Average Stay Of Visitors Declines In Shimla: Report
The decline is attributed to traffic jams, parking woes and mushroomed growth of unregistered accommodations in and around the state capital Shimla.
The average stay of tourists in Shimla has come down from four-five days in the 1970s to one day at present, as per a report by Tourism Industry Stakeholders Association.
However, the tourists residing in unregistered/unauthorised accommodations are not accounted for, according to the report on major factors affecting the tourism and viability of the hotel industry in Shimla.
The decline is attributed to traffic jams, parking woes and mushroomed growth of unregistered accommodations in and around the state capital Shimla, which has led to a 70-80% decline in the number of average days of tourist stay in registered accommodations in the queen of hills over five decades, the association said.
Water shortage in summer, landslides on the Shimla-Parwanoo National Highway, making commuting risky during monsoons, advisories by the district administration of heavy traffic and to avoid commuting on slippery roads de-motivates tourists planning a trip to Shimla and bookings have been cancelled due to these reasons several times in the past, said a local hotelier Sushant Nag.
The association is preparing a road map for attracting tourists to increase their footfall and stay throughout the year. The Chief Minister will be appraised of the ground reality of the Tourism Industry with suggestions to create a tourist-friendly atmosphere and create new attractions in and around tourist destinations and publicise them, Tourism Industry Stakeholders Association president MK Seth said.
"The tourist arrival has increased manifold compared to the 1970s as people had more time and less push and pulls. When we calculate the mean average, the average duration decreases with an increase in the number of tourists," Tourism department, Himachal Pradesh University, head Chander Mohan said, adding that tourists residing in unauthorised accommodations being sold on cheap rates are not included in this data.
Tourist stay in Shimla town might have reduced as some visitors look for solace in rural areas and with the improvement of roads and rural infrastructure and opening of homestays, tourists stay in those belts of the district has increased, Director Tourism Amit Kashyap said.
High tax slabs and huge water & garbage charges for genuine hoteliers, and cheap unregistered accommodations (hotels, homestays and units under Bread and Breakfast scheme) being offered to tourists have also affected the industry, hoteliers claim.
Even illegal structures awaiting regularisation are selling rooms online, creating unhealthy competition. Over 350 such unregistered units have come up in and around Shimla, which are neither registered with the government departments nor listed under HomeStay and Bed and Breakfast and are operating through online portals, as per the report.
Hotels and parking slots in Shimla town can accommodate about 2,800 - 3,000 vehicles. About 40% of the space in six main parking in the town is used by the locals. Overcharging by private or leased parking has become an accepted practice, and the tourists are at the receiving end, Seth said, adding that unable to survive, the hoteliers have started giving their hotels on lease, and the leaseholders sell rooms at a low tariff to cover the lease amount, creating unhealthy competition.

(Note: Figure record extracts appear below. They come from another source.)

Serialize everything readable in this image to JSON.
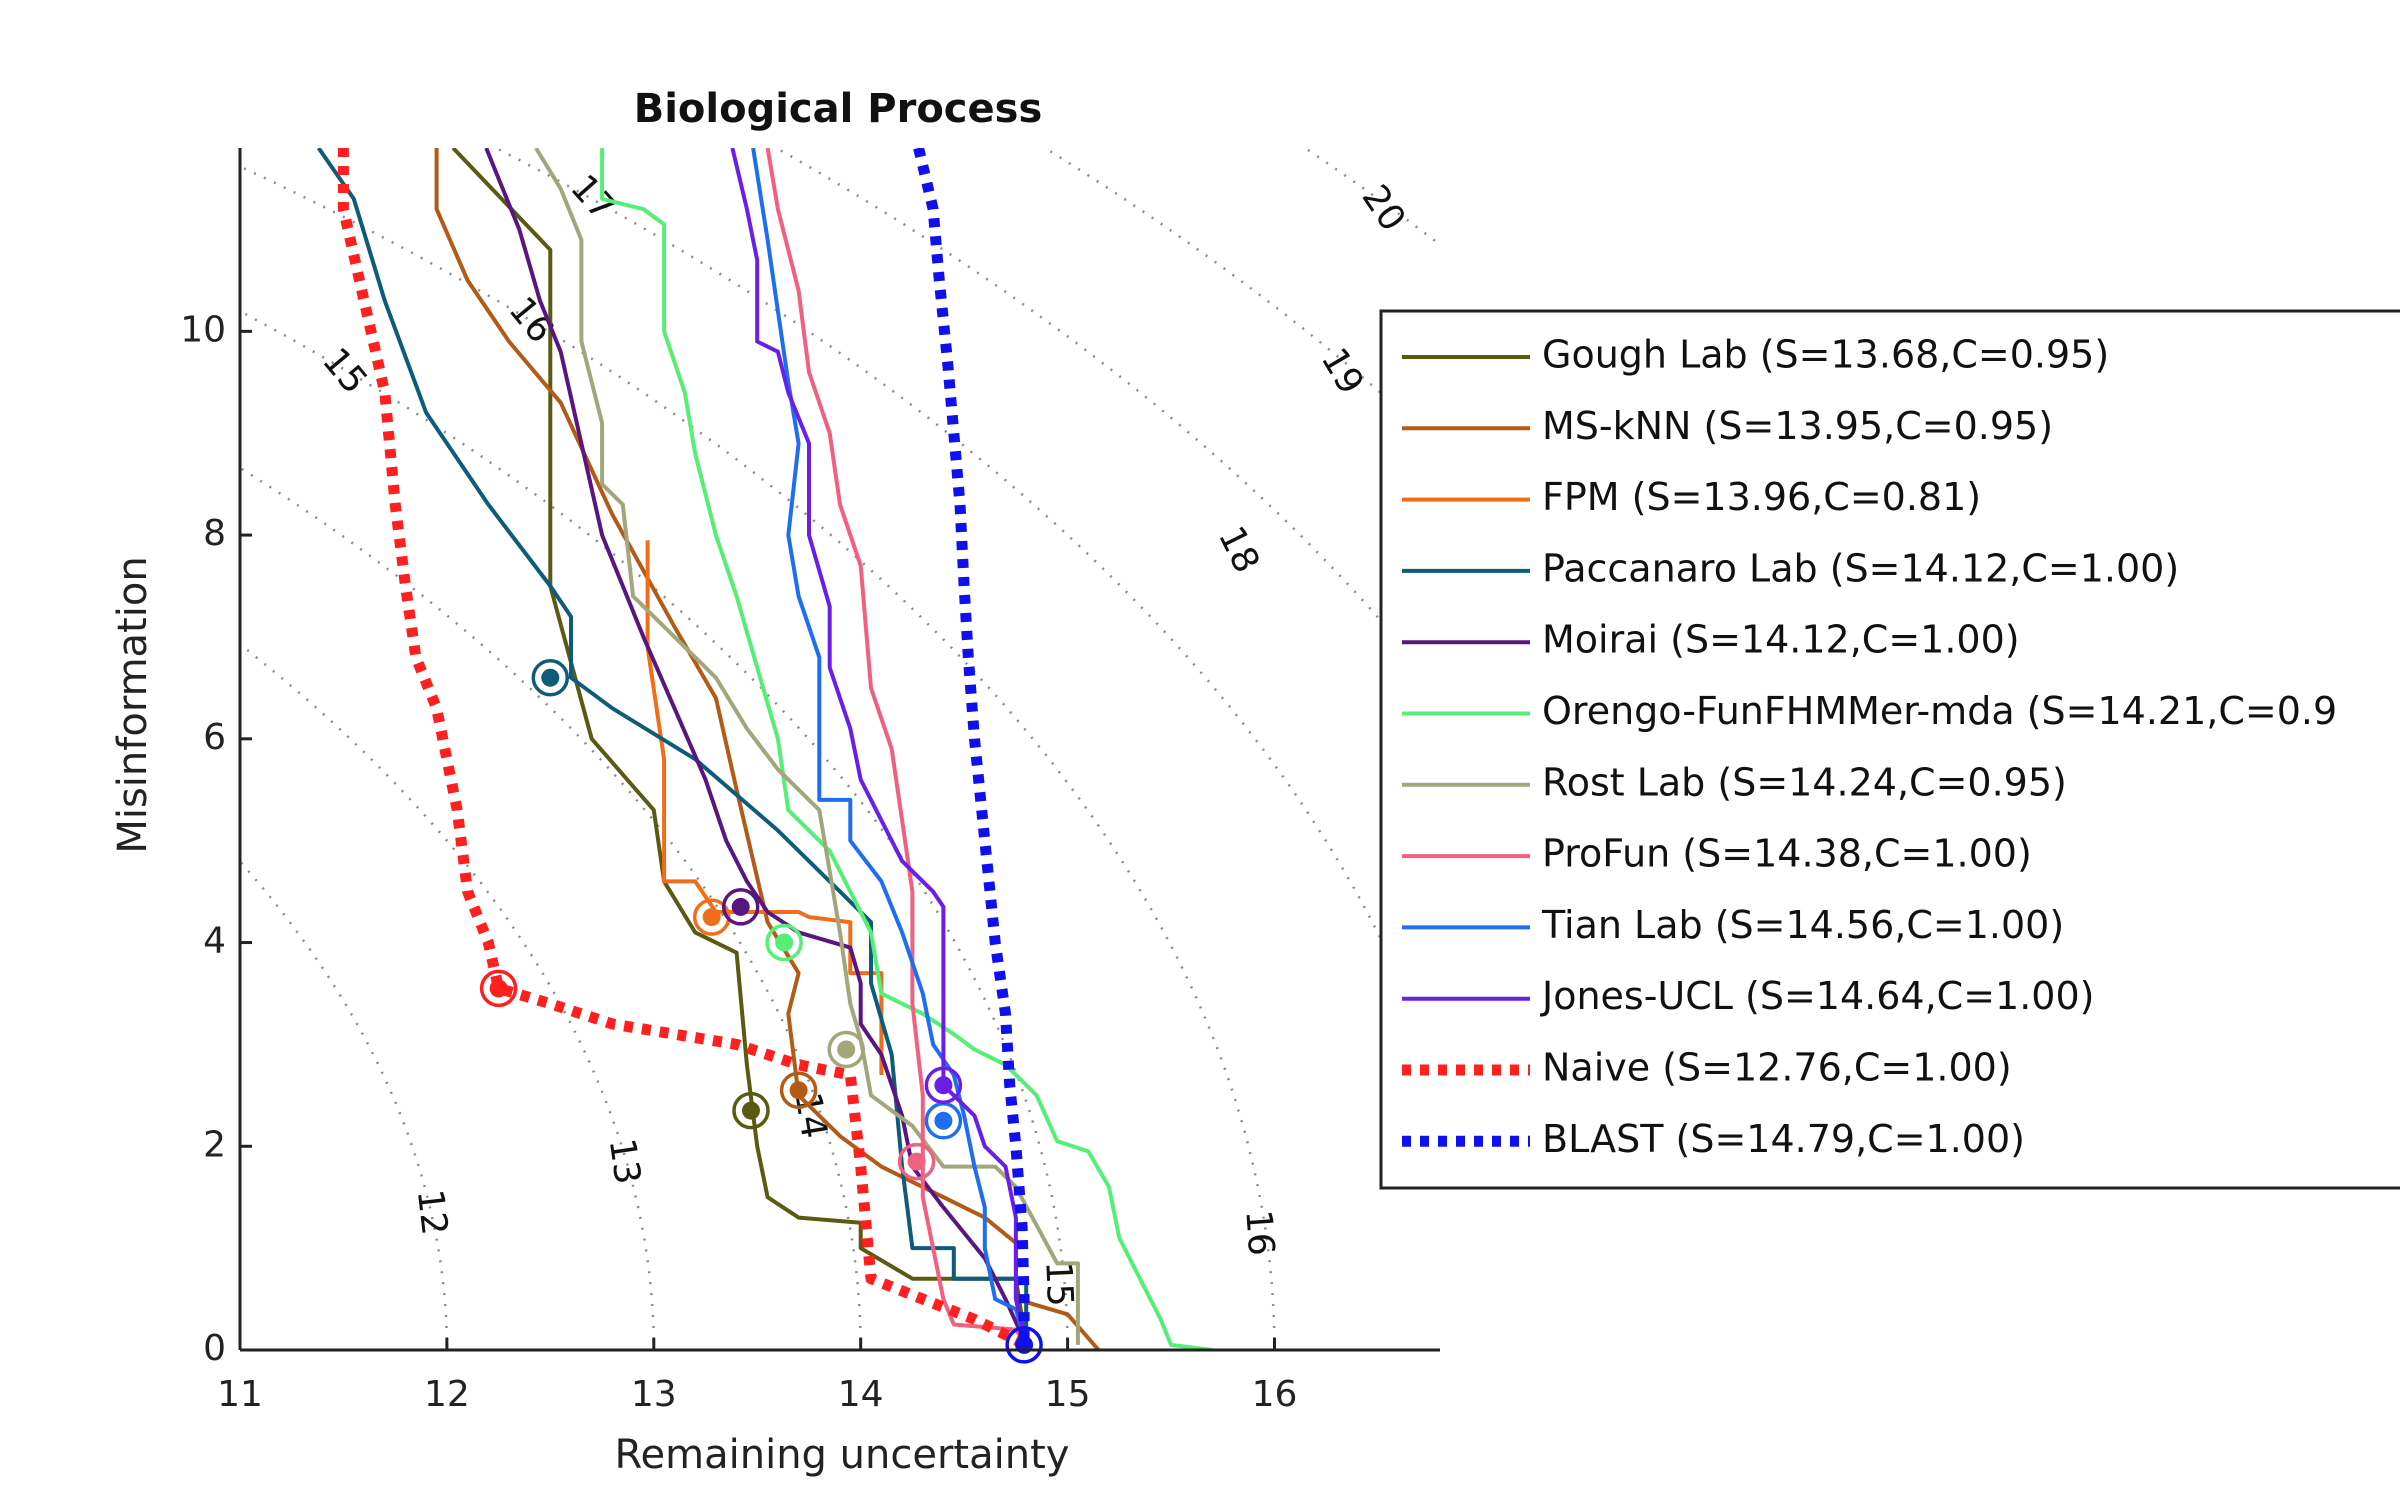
{
  "chart_data": {
    "type": "line",
    "title": "Biological Process",
    "xlabel": "Remaining uncertainty",
    "ylabel": "Misinformation",
    "xlim": [
      11,
      16.8
    ],
    "ylim": [
      0,
      11.8
    ],
    "xticks": [
      11,
      12,
      13,
      14,
      15,
      16
    ],
    "yticks": [
      0,
      2,
      4,
      6,
      8,
      10
    ],
    "grid": false,
    "legend_position": "right",
    "contours": [
      {
        "label": "12",
        "r": 12,
        "label_at": [
          11.92,
          1.35
        ]
      },
      {
        "label": "13",
        "r": 13,
        "label_at": [
          12.85,
          1.85
        ]
      },
      {
        "label": "14",
        "r": 14,
        "label_at": [
          13.75,
          2.3
        ]
      },
      {
        "label": "15",
        "r": 15,
        "label_at": [
          14.95,
          0.65
        ]
      },
      {
        "label": "16",
        "r": 16,
        "label_at": [
          15.92,
          1.15
        ]
      },
      {
        "label": "15",
        "r": 15,
        "label_at": [
          11.5,
          9.6
        ]
      },
      {
        "label": "16",
        "r": 16,
        "label_at": [
          12.4,
          10.1
        ]
      },
      {
        "label": "17",
        "r": 17,
        "label_at": [
          12.7,
          11.3
        ]
      },
      {
        "label": "18",
        "r": 18,
        "label_at": [
          15.82,
          7.85
        ]
      },
      {
        "label": "19",
        "r": 19,
        "label_at": [
          16.32,
          9.6
        ]
      },
      {
        "label": "20",
        "r": 20,
        "label_at": [
          16.52,
          11.2
        ]
      }
    ],
    "series": [
      {
        "name": "Gough Lab (S=13.68,C=0.95)",
        "color": "#5a5a12",
        "style": "solid",
        "points": [
          [
            12.03,
            11.8
          ],
          [
            12.5,
            10.8
          ],
          [
            12.5,
            7.5
          ],
          [
            12.7,
            6.0
          ],
          [
            13.0,
            5.3
          ],
          [
            13.05,
            4.6
          ],
          [
            13.2,
            4.1
          ],
          [
            13.4,
            3.9
          ],
          [
            13.45,
            2.8
          ],
          [
            13.5,
            2.0
          ],
          [
            13.55,
            1.5
          ],
          [
            13.7,
            1.3
          ],
          [
            14.0,
            1.25
          ],
          [
            14.0,
            1.0
          ],
          [
            14.25,
            0.7
          ],
          [
            14.75,
            0.7
          ],
          [
            14.8,
            0.05
          ]
        ],
        "marker": [
          13.47,
          2.35
        ]
      },
      {
        "name": "MS-kNN (S=13.95,C=0.95)",
        "color": "#b25a16",
        "style": "solid",
        "points": [
          [
            11.95,
            11.8
          ],
          [
            11.95,
            11.2
          ],
          [
            12.1,
            10.5
          ],
          [
            12.3,
            9.9
          ],
          [
            12.55,
            9.3
          ],
          [
            12.8,
            8.2
          ],
          [
            13.1,
            7.1
          ],
          [
            13.3,
            6.4
          ],
          [
            13.4,
            5.5
          ],
          [
            13.55,
            4.2
          ],
          [
            13.7,
            3.7
          ],
          [
            13.65,
            3.3
          ],
          [
            13.7,
            2.5
          ],
          [
            13.9,
            2.1
          ],
          [
            14.1,
            1.8
          ],
          [
            14.4,
            1.5
          ],
          [
            14.6,
            1.3
          ],
          [
            14.75,
            1.05
          ],
          [
            14.75,
            0.5
          ],
          [
            15.0,
            0.35
          ],
          [
            15.15,
            0.0
          ]
        ],
        "marker": [
          13.7,
          2.55
        ]
      },
      {
        "name": "FPM (S=13.96,C=0.81)",
        "color": "#f06d1a",
        "style": "solid",
        "points": [
          [
            12.97,
            7.95
          ],
          [
            12.97,
            6.9
          ],
          [
            13.05,
            5.8
          ],
          [
            13.05,
            4.6
          ],
          [
            13.2,
            4.6
          ],
          [
            13.3,
            4.3
          ],
          [
            13.7,
            4.3
          ],
          [
            13.75,
            4.25
          ],
          [
            13.95,
            4.2
          ],
          [
            13.95,
            3.7
          ],
          [
            14.1,
            3.7
          ],
          [
            14.1,
            2.7
          ]
        ],
        "marker": [
          13.28,
          4.25
        ]
      },
      {
        "name": "Paccanaro Lab (S=14.12,C=1.00)",
        "color": "#0f5b7a",
        "style": "solid",
        "points": [
          [
            11.38,
            11.8
          ],
          [
            11.55,
            11.3
          ],
          [
            11.7,
            10.3
          ],
          [
            11.9,
            9.2
          ],
          [
            12.2,
            8.3
          ],
          [
            12.5,
            7.5
          ],
          [
            12.6,
            7.2
          ],
          [
            12.6,
            6.6
          ],
          [
            12.8,
            6.3
          ],
          [
            13.2,
            5.8
          ],
          [
            13.6,
            5.1
          ],
          [
            13.9,
            4.5
          ],
          [
            14.05,
            4.2
          ],
          [
            14.05,
            3.6
          ],
          [
            14.15,
            2.9
          ],
          [
            14.2,
            1.8
          ],
          [
            14.25,
            1.0
          ],
          [
            14.45,
            1.0
          ],
          [
            14.45,
            0.7
          ],
          [
            14.8,
            0.7
          ],
          [
            14.8,
            0.05
          ]
        ],
        "marker": [
          12.5,
          6.6
        ]
      },
      {
        "name": "Moirai (S=14.12,C=1.00)",
        "color": "#5a1680",
        "style": "solid",
        "points": [
          [
            12.19,
            11.8
          ],
          [
            12.35,
            11.0
          ],
          [
            12.45,
            10.3
          ],
          [
            12.55,
            9.8
          ],
          [
            12.65,
            8.9
          ],
          [
            12.75,
            8.0
          ],
          [
            12.85,
            7.5
          ],
          [
            12.95,
            7.0
          ],
          [
            13.1,
            6.3
          ],
          [
            13.25,
            5.6
          ],
          [
            13.35,
            5.0
          ],
          [
            13.45,
            4.6
          ],
          [
            13.55,
            4.3
          ],
          [
            13.7,
            4.1
          ],
          [
            13.95,
            3.95
          ],
          [
            14.0,
            3.6
          ],
          [
            14.0,
            3.2
          ],
          [
            14.1,
            2.9
          ],
          [
            14.2,
            2.3
          ],
          [
            14.25,
            1.8
          ],
          [
            14.4,
            1.4
          ],
          [
            14.5,
            1.15
          ],
          [
            14.6,
            0.9
          ],
          [
            14.7,
            0.5
          ],
          [
            14.8,
            0.05
          ]
        ],
        "marker": [
          13.42,
          4.35
        ]
      },
      {
        "name": "Orengo-FunFHMMer-mda (S=14.21,C=0.9",
        "color": "#55ee77",
        "style": "solid",
        "points": [
          [
            12.75,
            11.8
          ],
          [
            12.75,
            11.3
          ],
          [
            12.95,
            11.2
          ],
          [
            13.05,
            11.05
          ],
          [
            13.05,
            10.0
          ],
          [
            13.15,
            9.4
          ],
          [
            13.2,
            8.8
          ],
          [
            13.3,
            8.0
          ],
          [
            13.4,
            7.4
          ],
          [
            13.5,
            6.7
          ],
          [
            13.6,
            6.0
          ],
          [
            13.65,
            5.3
          ],
          [
            13.85,
            4.9
          ],
          [
            13.95,
            4.5
          ],
          [
            14.05,
            4.1
          ],
          [
            14.1,
            3.5
          ],
          [
            14.3,
            3.3
          ],
          [
            14.45,
            3.1
          ],
          [
            14.55,
            2.95
          ],
          [
            14.7,
            2.8
          ],
          [
            14.85,
            2.5
          ],
          [
            14.95,
            2.05
          ],
          [
            15.1,
            1.95
          ],
          [
            15.2,
            1.6
          ],
          [
            15.25,
            1.1
          ],
          [
            15.35,
            0.7
          ],
          [
            15.45,
            0.3
          ],
          [
            15.5,
            0.05
          ],
          [
            15.7,
            0.0
          ]
        ],
        "marker": [
          13.63,
          4.0
        ]
      },
      {
        "name": "Rost Lab (S=14.24,C=0.95)",
        "color": "#a3a57a",
        "style": "solid",
        "points": [
          [
            12.43,
            11.8
          ],
          [
            12.55,
            11.4
          ],
          [
            12.65,
            10.9
          ],
          [
            12.65,
            9.9
          ],
          [
            12.75,
            9.1
          ],
          [
            12.75,
            8.5
          ],
          [
            12.85,
            8.3
          ],
          [
            12.9,
            7.4
          ],
          [
            13.1,
            7.0
          ],
          [
            13.3,
            6.6
          ],
          [
            13.45,
            6.1
          ],
          [
            13.6,
            5.7
          ],
          [
            13.8,
            5.3
          ],
          [
            13.85,
            4.7
          ],
          [
            13.9,
            4.1
          ],
          [
            13.95,
            3.4
          ],
          [
            14.0,
            3.05
          ],
          [
            14.05,
            2.5
          ],
          [
            14.25,
            2.2
          ],
          [
            14.4,
            1.8
          ],
          [
            14.65,
            1.8
          ],
          [
            14.75,
            1.6
          ],
          [
            14.95,
            0.85
          ],
          [
            15.05,
            0.85
          ],
          [
            15.05,
            0.05
          ]
        ],
        "marker": [
          13.93,
          2.95
        ]
      },
      {
        "name": "ProFun (S=14.38,C=1.00)",
        "color": "#f0607f",
        "style": "solid",
        "points": [
          [
            13.55,
            11.8
          ],
          [
            13.6,
            11.2
          ],
          [
            13.7,
            10.4
          ],
          [
            13.75,
            9.6
          ],
          [
            13.85,
            9.0
          ],
          [
            13.9,
            8.3
          ],
          [
            14.0,
            7.7
          ],
          [
            14.05,
            6.5
          ],
          [
            14.15,
            5.9
          ],
          [
            14.2,
            5.2
          ],
          [
            14.25,
            4.5
          ],
          [
            14.25,
            3.4
          ],
          [
            14.3,
            2.5
          ],
          [
            14.3,
            1.5
          ],
          [
            14.4,
            0.5
          ],
          [
            14.45,
            0.25
          ],
          [
            14.75,
            0.2
          ],
          [
            14.8,
            0.05
          ]
        ],
        "marker": [
          14.27,
          1.85
        ]
      },
      {
        "name": "Tian Lab (S=14.56,C=1.00)",
        "color": "#1f6ef0",
        "style": "solid",
        "points": [
          [
            13.48,
            11.8
          ],
          [
            13.55,
            10.9
          ],
          [
            13.6,
            10.2
          ],
          [
            13.65,
            9.5
          ],
          [
            13.7,
            8.9
          ],
          [
            13.65,
            8.0
          ],
          [
            13.7,
            7.4
          ],
          [
            13.8,
            6.8
          ],
          [
            13.8,
            5.4
          ],
          [
            13.95,
            5.4
          ],
          [
            13.95,
            5.0
          ],
          [
            14.1,
            4.6
          ],
          [
            14.2,
            4.1
          ],
          [
            14.3,
            3.5
          ],
          [
            14.35,
            3.0
          ],
          [
            14.45,
            2.7
          ],
          [
            14.5,
            2.3
          ],
          [
            14.55,
            1.8
          ],
          [
            14.6,
            1.4
          ],
          [
            14.6,
            1.0
          ],
          [
            14.65,
            0.5
          ],
          [
            14.75,
            0.4
          ],
          [
            14.8,
            0.05
          ]
        ],
        "marker": [
          14.4,
          2.25
        ]
      },
      {
        "name": "Jones-UCL (S=14.64,C=1.00)",
        "color": "#6b1ee6",
        "style": "solid",
        "points": [
          [
            13.38,
            11.8
          ],
          [
            13.45,
            11.2
          ],
          [
            13.5,
            10.7
          ],
          [
            13.5,
            9.9
          ],
          [
            13.6,
            9.8
          ],
          [
            13.65,
            9.4
          ],
          [
            13.75,
            8.9
          ],
          [
            13.75,
            8.0
          ],
          [
            13.85,
            7.3
          ],
          [
            13.85,
            6.7
          ],
          [
            13.95,
            6.1
          ],
          [
            14.0,
            5.6
          ],
          [
            14.1,
            5.2
          ],
          [
            14.2,
            4.8
          ],
          [
            14.35,
            4.5
          ],
          [
            14.4,
            4.35
          ],
          [
            14.4,
            2.6
          ],
          [
            14.55,
            2.3
          ],
          [
            14.6,
            2.0
          ],
          [
            14.7,
            1.8
          ],
          [
            14.75,
            1.3
          ],
          [
            14.75,
            0.5
          ],
          [
            14.8,
            0.05
          ]
        ],
        "marker": [
          14.4,
          2.6
        ]
      },
      {
        "name": "Naive (S=12.76,C=1.00)",
        "color": "#ff1f1f",
        "style": "dotted",
        "points": [
          [
            11.5,
            11.8
          ],
          [
            11.5,
            11.2
          ],
          [
            11.6,
            10.3
          ],
          [
            11.7,
            9.4
          ],
          [
            11.75,
            8.3
          ],
          [
            11.8,
            7.5
          ],
          [
            11.85,
            6.8
          ],
          [
            11.95,
            6.3
          ],
          [
            12.0,
            5.8
          ],
          [
            12.05,
            5.3
          ],
          [
            12.1,
            4.5
          ],
          [
            12.2,
            4.0
          ],
          [
            12.25,
            3.55
          ],
          [
            12.5,
            3.4
          ],
          [
            12.8,
            3.2
          ],
          [
            13.1,
            3.1
          ],
          [
            13.4,
            3.0
          ],
          [
            13.7,
            2.8
          ],
          [
            13.95,
            2.7
          ],
          [
            14.0,
            1.8
          ],
          [
            14.05,
            0.7
          ],
          [
            14.3,
            0.5
          ],
          [
            14.55,
            0.3
          ],
          [
            14.7,
            0.15
          ],
          [
            14.8,
            0.05
          ]
        ],
        "marker": [
          12.25,
          3.55
        ]
      },
      {
        "name": "BLAST (S=14.79,C=1.00)",
        "color": "#1010ee",
        "style": "dotted",
        "points": [
          [
            14.28,
            11.8
          ],
          [
            14.35,
            11.2
          ],
          [
            14.38,
            10.5
          ],
          [
            14.42,
            9.7
          ],
          [
            14.45,
            9.0
          ],
          [
            14.48,
            8.3
          ],
          [
            14.5,
            7.5
          ],
          [
            14.52,
            6.8
          ],
          [
            14.55,
            6.0
          ],
          [
            14.6,
            5.0
          ],
          [
            14.65,
            4.0
          ],
          [
            14.7,
            3.3
          ],
          [
            14.72,
            2.6
          ],
          [
            14.75,
            2.0
          ],
          [
            14.78,
            1.2
          ],
          [
            14.79,
            0.5
          ],
          [
            14.79,
            0.05
          ]
        ],
        "marker": [
          14.79,
          0.05
        ]
      }
    ]
  }
}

The total number of registered hotels, guest houses and homestay units in Shimla district was 556, with a total of 9,530 rooms, out of which about 50 per cent are in Shimla town and periphery, as per the data of the tourism department.
As per the guidelines, the Homestay units can have a maximum of three rooms while the Bed and Breakfast scheme can have six rooms, but these guidelines are often flouted.
The tourism sector of Himachal Pradesh contributes around 7.5% to the state GDP and is one of the highest employment-generating industries. In 2021, as many as 9,52,617 tourists visited the Shimla district.